There is also an out-of-tree perf test suite (test/integration/scheduler_perf) for macro-benchmarks of the scheduler under realistic load. Those use a different framework but borrow ideas from testing.B.

gRPC-Go¶

google.golang.org/grpc has microbenchmarks in benchmark/ for stream throughput, codec performance, etc. Some are full-server benchmarks that start an in-process gRPC server.

Pattern observation¶

Across the ecosystem:

Microbenchmarks live next to their code: foo.go + foo_test.go.
Macro-benchmarks live in benchmark/ or cmd/benchmark/ subdirectories with their own main packages and run modes.
Critical projects have dedicated CI infrastructure (Go's own perf dashboard at https://perf.golang.org).
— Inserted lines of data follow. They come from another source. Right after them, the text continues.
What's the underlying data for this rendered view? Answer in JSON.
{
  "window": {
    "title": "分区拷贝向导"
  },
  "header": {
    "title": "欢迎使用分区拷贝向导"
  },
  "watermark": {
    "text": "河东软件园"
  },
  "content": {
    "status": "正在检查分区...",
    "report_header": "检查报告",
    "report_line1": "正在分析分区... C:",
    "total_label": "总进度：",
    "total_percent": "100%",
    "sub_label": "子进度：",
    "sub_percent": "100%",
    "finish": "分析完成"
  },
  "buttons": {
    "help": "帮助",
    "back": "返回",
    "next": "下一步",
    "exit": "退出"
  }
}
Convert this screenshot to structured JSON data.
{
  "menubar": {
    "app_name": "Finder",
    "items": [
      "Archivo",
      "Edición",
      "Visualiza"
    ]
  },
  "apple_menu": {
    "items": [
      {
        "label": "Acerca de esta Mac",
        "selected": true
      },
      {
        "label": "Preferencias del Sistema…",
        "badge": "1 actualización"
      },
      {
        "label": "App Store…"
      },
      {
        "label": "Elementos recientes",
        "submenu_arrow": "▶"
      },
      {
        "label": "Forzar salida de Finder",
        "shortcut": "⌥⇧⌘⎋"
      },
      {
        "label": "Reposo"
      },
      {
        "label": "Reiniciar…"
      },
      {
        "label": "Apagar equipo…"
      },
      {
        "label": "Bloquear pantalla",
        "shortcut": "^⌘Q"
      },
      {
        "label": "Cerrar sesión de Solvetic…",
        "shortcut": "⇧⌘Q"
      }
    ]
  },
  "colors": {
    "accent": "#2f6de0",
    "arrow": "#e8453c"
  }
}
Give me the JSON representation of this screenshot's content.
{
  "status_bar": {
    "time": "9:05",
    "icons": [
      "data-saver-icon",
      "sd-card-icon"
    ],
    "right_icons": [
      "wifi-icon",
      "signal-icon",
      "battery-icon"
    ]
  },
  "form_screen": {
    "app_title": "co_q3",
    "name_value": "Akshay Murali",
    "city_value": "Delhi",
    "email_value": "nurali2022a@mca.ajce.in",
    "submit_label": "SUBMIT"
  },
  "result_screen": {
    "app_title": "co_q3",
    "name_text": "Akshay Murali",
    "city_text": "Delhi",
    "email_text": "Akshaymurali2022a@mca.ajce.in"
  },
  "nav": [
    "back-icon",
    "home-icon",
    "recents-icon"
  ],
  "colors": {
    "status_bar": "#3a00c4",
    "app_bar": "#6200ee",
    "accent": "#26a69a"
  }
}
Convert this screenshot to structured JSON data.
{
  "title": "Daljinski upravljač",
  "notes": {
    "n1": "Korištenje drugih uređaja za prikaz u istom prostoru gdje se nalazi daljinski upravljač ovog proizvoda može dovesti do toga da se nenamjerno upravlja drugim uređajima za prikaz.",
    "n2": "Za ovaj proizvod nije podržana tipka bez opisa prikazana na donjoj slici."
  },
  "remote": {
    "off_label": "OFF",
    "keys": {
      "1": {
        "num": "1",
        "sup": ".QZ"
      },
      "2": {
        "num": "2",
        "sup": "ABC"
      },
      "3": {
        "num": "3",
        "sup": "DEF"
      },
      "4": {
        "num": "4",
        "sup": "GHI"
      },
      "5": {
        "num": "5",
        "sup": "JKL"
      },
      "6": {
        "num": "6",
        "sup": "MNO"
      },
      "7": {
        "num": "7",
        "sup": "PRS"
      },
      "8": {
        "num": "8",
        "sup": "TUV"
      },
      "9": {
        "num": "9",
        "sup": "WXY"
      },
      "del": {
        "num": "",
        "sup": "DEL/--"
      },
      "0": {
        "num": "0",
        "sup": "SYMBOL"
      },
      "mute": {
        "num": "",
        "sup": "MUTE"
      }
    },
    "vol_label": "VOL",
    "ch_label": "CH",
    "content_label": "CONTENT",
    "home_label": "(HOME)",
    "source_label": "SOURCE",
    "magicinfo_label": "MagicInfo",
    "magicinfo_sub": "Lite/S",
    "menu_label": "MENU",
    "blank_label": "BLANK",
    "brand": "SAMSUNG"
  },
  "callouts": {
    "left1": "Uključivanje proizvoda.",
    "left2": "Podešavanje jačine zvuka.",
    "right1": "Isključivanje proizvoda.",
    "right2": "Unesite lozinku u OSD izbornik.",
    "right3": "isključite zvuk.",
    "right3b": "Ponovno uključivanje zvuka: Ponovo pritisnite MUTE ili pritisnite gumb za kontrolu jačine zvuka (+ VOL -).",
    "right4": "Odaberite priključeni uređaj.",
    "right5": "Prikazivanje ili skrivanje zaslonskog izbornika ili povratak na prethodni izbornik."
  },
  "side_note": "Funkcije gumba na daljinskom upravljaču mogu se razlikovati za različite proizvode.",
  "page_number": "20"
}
You can adopt any of these patterns. Start with the standard-library convention (intermixed in _test.go files) for any package small enough to fit. Graduate to a benchmark/ subdirectory when the benchmark code becomes substantial.

Appendix H — Benchmark naming conventions in the wild¶

A glance at popular projects shows three naming styles:

Style 1 — `BenchmarkFunctionName`¶

func BenchmarkParse(b *testing.B) { ... }
func BenchmarkMarshal(b *testing.B) { ... }

Direct mapping from the function under test to the benchmark name. The simplest and most common.

Style 2 — `BenchmarkFunctionName_Variant`¶

func BenchmarkParse_JSON(b *testing.B) { ... }
func BenchmarkParse_XML(b *testing.B) { ... }

Underscore-separated variants. Pre-dates b.Run. Mostly legacy now; prefer style 3.

Style 3 — `BenchmarkScope` with `b.Run("variant")`¶

func BenchmarkParse(b *testing.B) {
    b.Run("json", func(b *testing.B) { ... })
    b.Run("xml", func(b *testing.B) { ... })
}

A single top-level benchmark with sub-benchmarks for variants. Cleaner output (table-driven), easier to filter via -bench. The current best practice.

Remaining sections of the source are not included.